Figure 5(A) Relation between subcortically triggered startle potentiation and VLPFC activity during stimulation of the BVF (r = 0.84, P = 0.04) and SVF (r = 0.90, P = 0.02). (B) Relation between VLPFC activity and affect-related somatosensory activity (r = –0.54, P = 0.08). All responses during pairing are subtracted with responses during habituation runs.
Figure 6A model incorporating the observed relations between affective somatic changes (startle reflex potentiation), VLPFC activity, and affect-related somatosensory activity in SII during stimulation of the BVF and SVF. During stimulation of the BVF, affect-related somatic responses are associated with an increase of activity in SII and reports of negative affective experience (left).
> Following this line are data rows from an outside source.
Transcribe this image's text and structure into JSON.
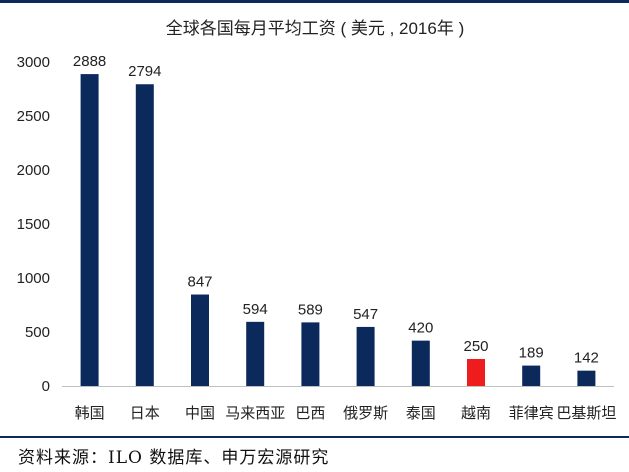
{
  "chart_data": {
    "type": "bar",
    "title": "全球各国每月平均工资 ( 美元 , 2016年 )",
    "categories": [
      "韩国",
      "日本",
      "中国",
      "马来西亚",
      "巴西",
      "俄罗斯",
      "泰国",
      "越南",
      "菲律宾",
      "巴基斯坦"
    ],
    "values": [
      2888,
      2794,
      847,
      594,
      589,
      547,
      420,
      250,
      189,
      142
    ],
    "data_labels": [
      "2888",
      "2794",
      "847",
      "594",
      "589",
      "547",
      "420",
      "250",
      "189",
      "142"
    ],
    "highlight_category": "越南",
    "ylim": [
      0,
      3000
    ],
    "yticks": [
      "0",
      "500",
      "1000",
      "1500",
      "2000",
      "2500",
      "3000"
    ],
    "xlabel": "",
    "ylabel": "",
    "grid": false,
    "legend": "none"
  },
  "colors": {
    "bar": "#0b2a5b",
    "highlight": "#ee1c1c",
    "rule": "#0b2a5b",
    "text": "#222222"
  },
  "source": "资料来源：ILO 数据库、申万宏源研究"
}
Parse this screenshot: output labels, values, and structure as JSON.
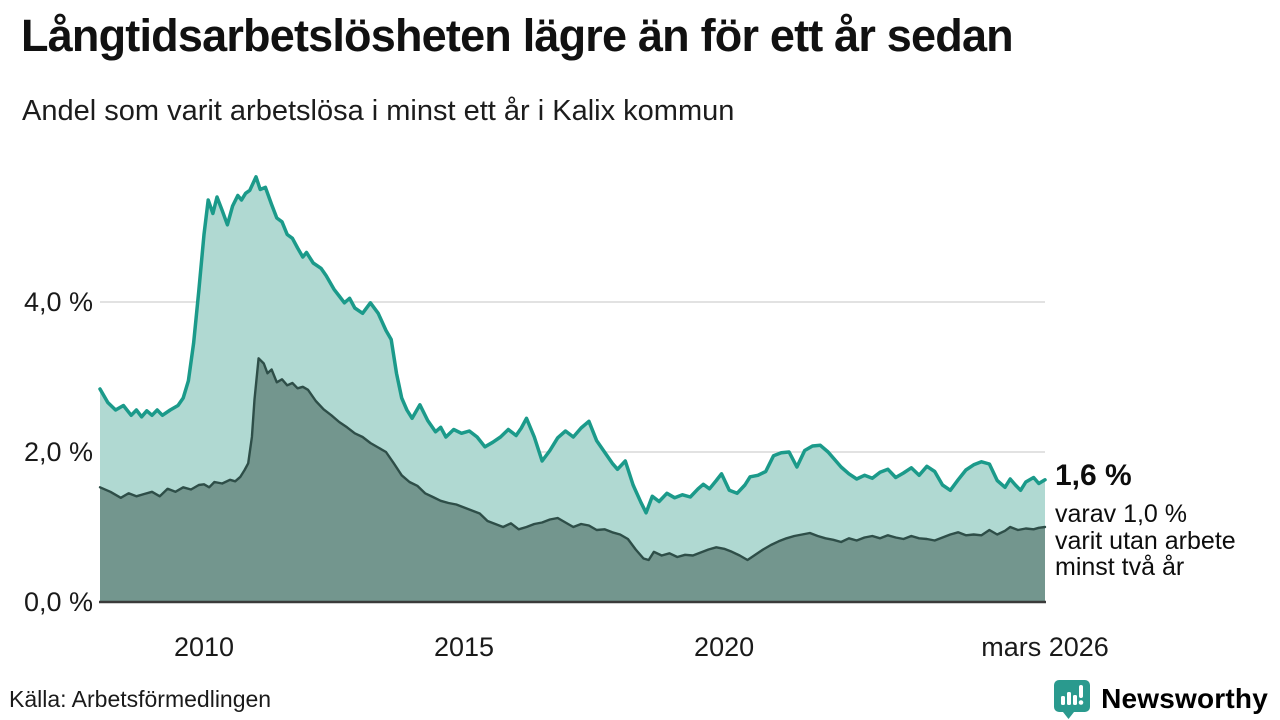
{
  "header": {
    "title": "Långtidsarbetslösheten lägre än för ett år sedan",
    "subtitle": "Andel som varit arbetslösa i minst ett år i Kalix kommun"
  },
  "chart_data": {
    "type": "area",
    "title": "Långtidsarbetslösheten lägre än för ett år sedan",
    "subtitle": "Andel som varit arbetslösa i minst ett år i Kalix kommun",
    "x_unit": "decimal_year",
    "x_range": [
      2008.0,
      2026.17
    ],
    "ylim": [
      0,
      6
    ],
    "grid": "horizontal",
    "legend": "none",
    "y_ticks": [
      {
        "value": 4.0,
        "label": "4,0 %"
      },
      {
        "value": 2.0,
        "label": "2,0 %"
      },
      {
        "value": 0.0,
        "label": "0,0 %"
      }
    ],
    "x_ticks": [
      {
        "value": 2010.0,
        "label": "2010"
      },
      {
        "value": 2015.0,
        "label": "2015"
      },
      {
        "value": 2020.0,
        "label": "2020"
      },
      {
        "value": 2026.17,
        "label": "mars 2026"
      }
    ],
    "series": [
      {
        "name": "total_minst_ett_ar",
        "latest_value_pct": 1.6,
        "line_color": "#1b9a8a",
        "fill_color": "#b0d9d2",
        "line_width": 3.5,
        "points": [
          [
            2008.0,
            2.84
          ],
          [
            2008.15,
            2.66
          ],
          [
            2008.3,
            2.56
          ],
          [
            2008.45,
            2.62
          ],
          [
            2008.6,
            2.49
          ],
          [
            2008.7,
            2.56
          ],
          [
            2008.8,
            2.47
          ],
          [
            2008.9,
            2.55
          ],
          [
            2009.0,
            2.49
          ],
          [
            2009.1,
            2.56
          ],
          [
            2009.2,
            2.49
          ],
          [
            2009.35,
            2.56
          ],
          [
            2009.5,
            2.62
          ],
          [
            2009.6,
            2.72
          ],
          [
            2009.7,
            2.95
          ],
          [
            2009.8,
            3.45
          ],
          [
            2009.9,
            4.15
          ],
          [
            2010.0,
            4.9
          ],
          [
            2010.08,
            5.36
          ],
          [
            2010.17,
            5.18
          ],
          [
            2010.25,
            5.4
          ],
          [
            2010.35,
            5.22
          ],
          [
            2010.45,
            5.03
          ],
          [
            2010.55,
            5.28
          ],
          [
            2010.65,
            5.42
          ],
          [
            2010.72,
            5.36
          ],
          [
            2010.8,
            5.45
          ],
          [
            2010.88,
            5.49
          ],
          [
            2011.0,
            5.67
          ],
          [
            2011.08,
            5.5
          ],
          [
            2011.18,
            5.53
          ],
          [
            2011.3,
            5.3
          ],
          [
            2011.4,
            5.12
          ],
          [
            2011.5,
            5.07
          ],
          [
            2011.6,
            4.9
          ],
          [
            2011.7,
            4.85
          ],
          [
            2011.8,
            4.72
          ],
          [
            2011.9,
            4.6
          ],
          [
            2011.97,
            4.66
          ],
          [
            2012.1,
            4.52
          ],
          [
            2012.25,
            4.45
          ],
          [
            2012.35,
            4.35
          ],
          [
            2012.5,
            4.17
          ],
          [
            2012.6,
            4.08
          ],
          [
            2012.7,
            3.99
          ],
          [
            2012.8,
            4.05
          ],
          [
            2012.9,
            3.92
          ],
          [
            2013.05,
            3.85
          ],
          [
            2013.2,
            3.99
          ],
          [
            2013.35,
            3.85
          ],
          [
            2013.5,
            3.62
          ],
          [
            2013.6,
            3.5
          ],
          [
            2013.7,
            3.05
          ],
          [
            2013.8,
            2.72
          ],
          [
            2013.9,
            2.56
          ],
          [
            2014.0,
            2.45
          ],
          [
            2014.15,
            2.63
          ],
          [
            2014.3,
            2.42
          ],
          [
            2014.45,
            2.27
          ],
          [
            2014.55,
            2.33
          ],
          [
            2014.65,
            2.2
          ],
          [
            2014.8,
            2.3
          ],
          [
            2014.95,
            2.25
          ],
          [
            2015.1,
            2.28
          ],
          [
            2015.25,
            2.2
          ],
          [
            2015.4,
            2.07
          ],
          [
            2015.55,
            2.13
          ],
          [
            2015.7,
            2.2
          ],
          [
            2015.85,
            2.3
          ],
          [
            2016.0,
            2.22
          ],
          [
            2016.1,
            2.32
          ],
          [
            2016.2,
            2.45
          ],
          [
            2016.35,
            2.2
          ],
          [
            2016.5,
            1.88
          ],
          [
            2016.65,
            2.02
          ],
          [
            2016.8,
            2.19
          ],
          [
            2016.95,
            2.28
          ],
          [
            2017.1,
            2.2
          ],
          [
            2017.25,
            2.32
          ],
          [
            2017.4,
            2.41
          ],
          [
            2017.55,
            2.15
          ],
          [
            2017.7,
            2.0
          ],
          [
            2017.85,
            1.85
          ],
          [
            2017.95,
            1.77
          ],
          [
            2018.1,
            1.88
          ],
          [
            2018.25,
            1.56
          ],
          [
            2018.4,
            1.33
          ],
          [
            2018.5,
            1.19
          ],
          [
            2018.62,
            1.41
          ],
          [
            2018.75,
            1.34
          ],
          [
            2018.9,
            1.45
          ],
          [
            2019.05,
            1.39
          ],
          [
            2019.2,
            1.43
          ],
          [
            2019.35,
            1.4
          ],
          [
            2019.5,
            1.51
          ],
          [
            2019.6,
            1.57
          ],
          [
            2019.72,
            1.51
          ],
          [
            2019.85,
            1.62
          ],
          [
            2019.95,
            1.71
          ],
          [
            2020.1,
            1.49
          ],
          [
            2020.25,
            1.45
          ],
          [
            2020.4,
            1.56
          ],
          [
            2020.5,
            1.67
          ],
          [
            2020.65,
            1.69
          ],
          [
            2020.8,
            1.74
          ],
          [
            2020.95,
            1.95
          ],
          [
            2021.1,
            1.99
          ],
          [
            2021.25,
            2.0
          ],
          [
            2021.4,
            1.8
          ],
          [
            2021.55,
            2.02
          ],
          [
            2021.7,
            2.08
          ],
          [
            2021.85,
            2.09
          ],
          [
            2022.0,
            2.0
          ],
          [
            2022.1,
            1.92
          ],
          [
            2022.25,
            1.8
          ],
          [
            2022.4,
            1.71
          ],
          [
            2022.55,
            1.64
          ],
          [
            2022.7,
            1.69
          ],
          [
            2022.85,
            1.65
          ],
          [
            2023.0,
            1.73
          ],
          [
            2023.15,
            1.77
          ],
          [
            2023.3,
            1.66
          ],
          [
            2023.45,
            1.72
          ],
          [
            2023.6,
            1.79
          ],
          [
            2023.75,
            1.69
          ],
          [
            2023.9,
            1.81
          ],
          [
            2024.05,
            1.74
          ],
          [
            2024.2,
            1.56
          ],
          [
            2024.35,
            1.49
          ],
          [
            2024.5,
            1.63
          ],
          [
            2024.65,
            1.76
          ],
          [
            2024.8,
            1.83
          ],
          [
            2024.95,
            1.87
          ],
          [
            2025.1,
            1.84
          ],
          [
            2025.25,
            1.62
          ],
          [
            2025.4,
            1.53
          ],
          [
            2025.5,
            1.64
          ],
          [
            2025.6,
            1.56
          ],
          [
            2025.7,
            1.49
          ],
          [
            2025.8,
            1.6
          ],
          [
            2025.95,
            1.66
          ],
          [
            2026.05,
            1.58
          ],
          [
            2026.17,
            1.63
          ]
        ]
      },
      {
        "name": "varav_minst_tva_ar",
        "latest_value_pct": 1.0,
        "line_color": "#2e4e48",
        "fill_color": "#73968e",
        "line_width": 2.4,
        "points": [
          [
            2008.0,
            1.53
          ],
          [
            2008.2,
            1.47
          ],
          [
            2008.4,
            1.39
          ],
          [
            2008.55,
            1.45
          ],
          [
            2008.7,
            1.41
          ],
          [
            2008.85,
            1.44
          ],
          [
            2009.0,
            1.47
          ],
          [
            2009.15,
            1.41
          ],
          [
            2009.3,
            1.51
          ],
          [
            2009.45,
            1.47
          ],
          [
            2009.6,
            1.53
          ],
          [
            2009.75,
            1.5
          ],
          [
            2009.9,
            1.56
          ],
          [
            2010.0,
            1.57
          ],
          [
            2010.1,
            1.53
          ],
          [
            2010.2,
            1.6
          ],
          [
            2010.35,
            1.58
          ],
          [
            2010.5,
            1.63
          ],
          [
            2010.6,
            1.61
          ],
          [
            2010.7,
            1.67
          ],
          [
            2010.78,
            1.76
          ],
          [
            2010.85,
            1.85
          ],
          [
            2010.92,
            2.2
          ],
          [
            2010.97,
            2.7
          ],
          [
            2011.05,
            3.25
          ],
          [
            2011.15,
            3.18
          ],
          [
            2011.22,
            3.05
          ],
          [
            2011.3,
            3.1
          ],
          [
            2011.4,
            2.93
          ],
          [
            2011.5,
            2.97
          ],
          [
            2011.6,
            2.89
          ],
          [
            2011.7,
            2.92
          ],
          [
            2011.8,
            2.85
          ],
          [
            2011.9,
            2.87
          ],
          [
            2012.0,
            2.83
          ],
          [
            2012.15,
            2.68
          ],
          [
            2012.3,
            2.57
          ],
          [
            2012.45,
            2.49
          ],
          [
            2012.6,
            2.4
          ],
          [
            2012.75,
            2.33
          ],
          [
            2012.9,
            2.25
          ],
          [
            2013.05,
            2.2
          ],
          [
            2013.2,
            2.12
          ],
          [
            2013.35,
            2.06
          ],
          [
            2013.5,
            2.0
          ],
          [
            2013.65,
            1.85
          ],
          [
            2013.8,
            1.69
          ],
          [
            2013.95,
            1.6
          ],
          [
            2014.1,
            1.55
          ],
          [
            2014.25,
            1.45
          ],
          [
            2014.4,
            1.4
          ],
          [
            2014.55,
            1.35
          ],
          [
            2014.7,
            1.32
          ],
          [
            2014.85,
            1.3
          ],
          [
            2015.0,
            1.26
          ],
          [
            2015.15,
            1.22
          ],
          [
            2015.3,
            1.18
          ],
          [
            2015.45,
            1.08
          ],
          [
            2015.6,
            1.04
          ],
          [
            2015.75,
            1.0
          ],
          [
            2015.9,
            1.05
          ],
          [
            2016.05,
            0.97
          ],
          [
            2016.2,
            1.0
          ],
          [
            2016.35,
            1.04
          ],
          [
            2016.5,
            1.06
          ],
          [
            2016.65,
            1.1
          ],
          [
            2016.8,
            1.12
          ],
          [
            2016.95,
            1.06
          ],
          [
            2017.1,
            1.0
          ],
          [
            2017.25,
            1.04
          ],
          [
            2017.4,
            1.02
          ],
          [
            2017.55,
            0.96
          ],
          [
            2017.7,
            0.97
          ],
          [
            2017.85,
            0.93
          ],
          [
            2018.0,
            0.9
          ],
          [
            2018.15,
            0.84
          ],
          [
            2018.3,
            0.7
          ],
          [
            2018.45,
            0.58
          ],
          [
            2018.55,
            0.56
          ],
          [
            2018.65,
            0.67
          ],
          [
            2018.8,
            0.62
          ],
          [
            2018.95,
            0.65
          ],
          [
            2019.1,
            0.6
          ],
          [
            2019.25,
            0.63
          ],
          [
            2019.4,
            0.62
          ],
          [
            2019.55,
            0.66
          ],
          [
            2019.7,
            0.7
          ],
          [
            2019.85,
            0.73
          ],
          [
            2020.0,
            0.71
          ],
          [
            2020.15,
            0.67
          ],
          [
            2020.3,
            0.62
          ],
          [
            2020.45,
            0.56
          ],
          [
            2020.6,
            0.63
          ],
          [
            2020.75,
            0.7
          ],
          [
            2020.9,
            0.76
          ],
          [
            2021.05,
            0.81
          ],
          [
            2021.2,
            0.85
          ],
          [
            2021.35,
            0.88
          ],
          [
            2021.5,
            0.9
          ],
          [
            2021.65,
            0.92
          ],
          [
            2021.8,
            0.88
          ],
          [
            2021.95,
            0.85
          ],
          [
            2022.1,
            0.83
          ],
          [
            2022.25,
            0.8
          ],
          [
            2022.4,
            0.85
          ],
          [
            2022.55,
            0.82
          ],
          [
            2022.7,
            0.86
          ],
          [
            2022.85,
            0.88
          ],
          [
            2023.0,
            0.85
          ],
          [
            2023.15,
            0.89
          ],
          [
            2023.3,
            0.86
          ],
          [
            2023.45,
            0.84
          ],
          [
            2023.6,
            0.88
          ],
          [
            2023.75,
            0.85
          ],
          [
            2023.9,
            0.84
          ],
          [
            2024.05,
            0.82
          ],
          [
            2024.2,
            0.86
          ],
          [
            2024.35,
            0.9
          ],
          [
            2024.5,
            0.93
          ],
          [
            2024.65,
            0.89
          ],
          [
            2024.8,
            0.9
          ],
          [
            2024.95,
            0.89
          ],
          [
            2025.1,
            0.96
          ],
          [
            2025.25,
            0.9
          ],
          [
            2025.4,
            0.95
          ],
          [
            2025.5,
            1.0
          ],
          [
            2025.65,
            0.96
          ],
          [
            2025.8,
            0.98
          ],
          [
            2025.95,
            0.97
          ],
          [
            2026.05,
            0.99
          ],
          [
            2026.17,
            1.0
          ]
        ]
      }
    ],
    "annotation": {
      "value_label": "1,6 %",
      "lines": [
        "varav 1,0 %",
        "varit utan arbete",
        "minst två år"
      ]
    },
    "colors": {
      "grid_line": "#d9d9d9",
      "baseline": "#3a3a3a",
      "text": "#1a1a1a"
    }
  },
  "footer": {
    "source": "Källa: Arbetsförmedlingen",
    "logo_text": "Newsworthy",
    "logo_icon": "bar-chart-bubble-icon",
    "brand_color": "#2a9a8e"
  }
}
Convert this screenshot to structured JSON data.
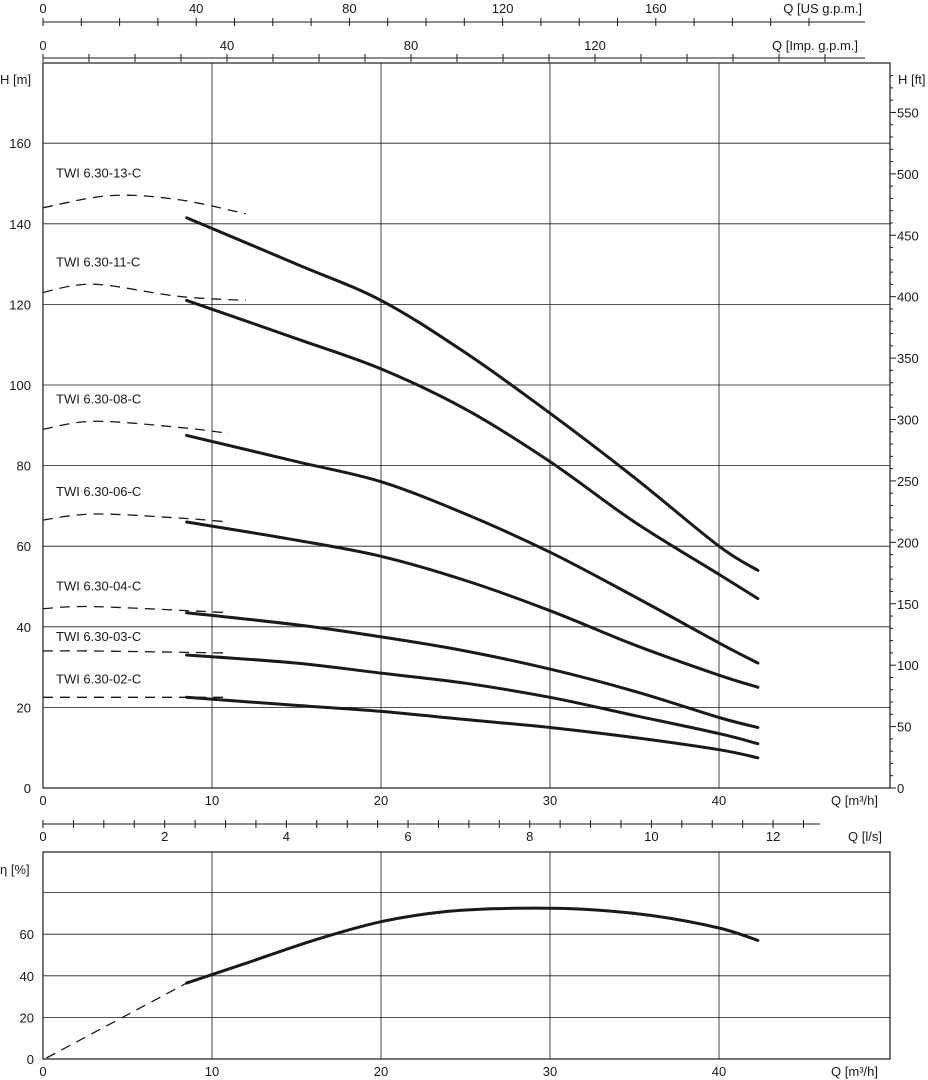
{
  "chart_data": [
    {
      "type": "line",
      "x_axes": {
        "us_gpm": {
          "label": "Q [US g.p.m.]",
          "ticks": [
            "0",
            "40",
            "80",
            "120",
            "160"
          ]
        },
        "imp_gpm": {
          "label": "Q [Imp. g.p.m.]",
          "ticks": [
            "0",
            "40",
            "80",
            "120"
          ]
        },
        "m3h": {
          "label": "Q [m³/h]",
          "ticks": [
            "0",
            "10",
            "20",
            "30",
            "40"
          ]
        }
      },
      "y_axes": {
        "m": {
          "label": "H [m]",
          "ticks": [
            "0",
            "20",
            "40",
            "60",
            "80",
            "100",
            "120",
            "140",
            "160"
          ]
        },
        "ft": {
          "label": "H [ft]",
          "ticks": [
            "0",
            "50",
            "100",
            "150",
            "200",
            "250",
            "300",
            "350",
            "400",
            "450",
            "500",
            "550"
          ]
        }
      },
      "xlim": [
        0,
        50
      ],
      "ylim": [
        0,
        180
      ],
      "grid": true,
      "series": [
        {
          "name": "TWI 6.30-13-C",
          "dashed": [
            [
              0,
              144
            ],
            [
              4,
              147
            ],
            [
              8,
              146
            ],
            [
              12,
              142.5
            ]
          ],
          "solid": [
            [
              8.5,
              141.5
            ],
            [
              15,
              130
            ],
            [
              20,
              121
            ],
            [
              25,
              108
            ],
            [
              30,
              93
            ],
            [
              35,
              77
            ],
            [
              40,
              60
            ],
            [
              42.3,
              54
            ]
          ]
        },
        {
          "name": "TWI 6.30-11-C",
          "dashed": [
            [
              0,
              123
            ],
            [
              3,
              125
            ],
            [
              8,
              122
            ],
            [
              12,
              121
            ]
          ],
          "solid": [
            [
              8.5,
              121
            ],
            [
              15,
              111.5
            ],
            [
              20,
              104
            ],
            [
              25,
              94
            ],
            [
              30,
              81
            ],
            [
              35,
              66
            ],
            [
              40,
              53
            ],
            [
              42.3,
              47
            ]
          ]
        },
        {
          "name": "TWI 6.30-08-C",
          "dashed": [
            [
              0,
              89
            ],
            [
              3,
              91
            ],
            [
              8,
              89.5
            ],
            [
              11,
              88
            ]
          ],
          "solid": [
            [
              8.5,
              87.5
            ],
            [
              15,
              81
            ],
            [
              20,
              76
            ],
            [
              25,
              68
            ],
            [
              30,
              58.5
            ],
            [
              35,
              47.5
            ],
            [
              40,
              36
            ],
            [
              42.3,
              31
            ]
          ]
        },
        {
          "name": "TWI 6.30-06-C",
          "dashed": [
            [
              0,
              66.5
            ],
            [
              3,
              68
            ],
            [
              8,
              67
            ],
            [
              11,
              66
            ]
          ],
          "solid": [
            [
              8.5,
              66
            ],
            [
              15,
              61.5
            ],
            [
              20,
              57.5
            ],
            [
              25,
              51.5
            ],
            [
              30,
              44
            ],
            [
              35,
              35.5
            ],
            [
              40,
              28
            ],
            [
              42.3,
              25
            ]
          ]
        },
        {
          "name": "TWI 6.30-04-C",
          "dashed": [
            [
              0,
              44.5
            ],
            [
              3,
              45
            ],
            [
              11,
              43.5
            ]
          ],
          "solid": [
            [
              8.5,
              43.5
            ],
            [
              15,
              40.5
            ],
            [
              20,
              37.5
            ],
            [
              25,
              34
            ],
            [
              30,
              29.5
            ],
            [
              35,
              24
            ],
            [
              40,
              17.5
            ],
            [
              42.3,
              15
            ]
          ]
        },
        {
          "name": "TWI 6.30-03-C",
          "dashed": [
            [
              0,
              34
            ],
            [
              3,
              34
            ],
            [
              11,
              33.5
            ]
          ],
          "solid": [
            [
              8.5,
              33
            ],
            [
              15,
              31
            ],
            [
              20,
              28.5
            ],
            [
              25,
              26
            ],
            [
              30,
              22.5
            ],
            [
              35,
              18
            ],
            [
              40,
              13.5
            ],
            [
              42.3,
              11
            ]
          ]
        },
        {
          "name": "TWI 6.30-02-C",
          "dashed": [
            [
              0,
              22.5
            ],
            [
              3,
              22.5
            ],
            [
              11,
              22.5
            ]
          ],
          "solid": [
            [
              8.5,
              22.5
            ],
            [
              15,
              20.5
            ],
            [
              20,
              19
            ],
            [
              25,
              17
            ],
            [
              30,
              15
            ],
            [
              35,
              12.5
            ],
            [
              40,
              9.5
            ],
            [
              42.3,
              7.5
            ]
          ]
        }
      ]
    },
    {
      "type": "line",
      "x_axes": {
        "ls": {
          "label": "Q [l/s]",
          "ticks": [
            "0",
            "2",
            "4",
            "6",
            "8",
            "10",
            "12"
          ]
        },
        "m3h": {
          "label": "Q [m³/h]",
          "ticks": [
            "0",
            "10",
            "20",
            "30",
            "40"
          ]
        }
      },
      "y_axis": {
        "label": "η [%]",
        "ticks": [
          "0",
          "20",
          "40",
          "60"
        ]
      },
      "xlim": [
        0,
        50
      ],
      "ylim": [
        0,
        80
      ],
      "grid": true,
      "series": [
        {
          "dashed": [
            [
              0.2,
              0.5
            ],
            [
              8.5,
              36.5
            ]
          ],
          "solid": [
            [
              8.5,
              36.5
            ],
            [
              12,
              46
            ],
            [
              16,
              57
            ],
            [
              20,
              66
            ],
            [
              24,
              71
            ],
            [
              28,
              72.5
            ],
            [
              32,
              72
            ],
            [
              36,
              69
            ],
            [
              40,
              63
            ],
            [
              42.3,
              57
            ]
          ]
        }
      ]
    }
  ]
}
During stimulation of the SVF, additional stimulus information resulting from in-depth cortical processing is available, and VLPFC sensitivity to somatic responses increases. Increased VLPFC activity, in turn, attenuates somatosensory-related activity. We suggest that this reduction of affect-related somatosensory activity leads to a decoupling of somatic changes and experienced affect and a reduction of negative phenomenal experience (right).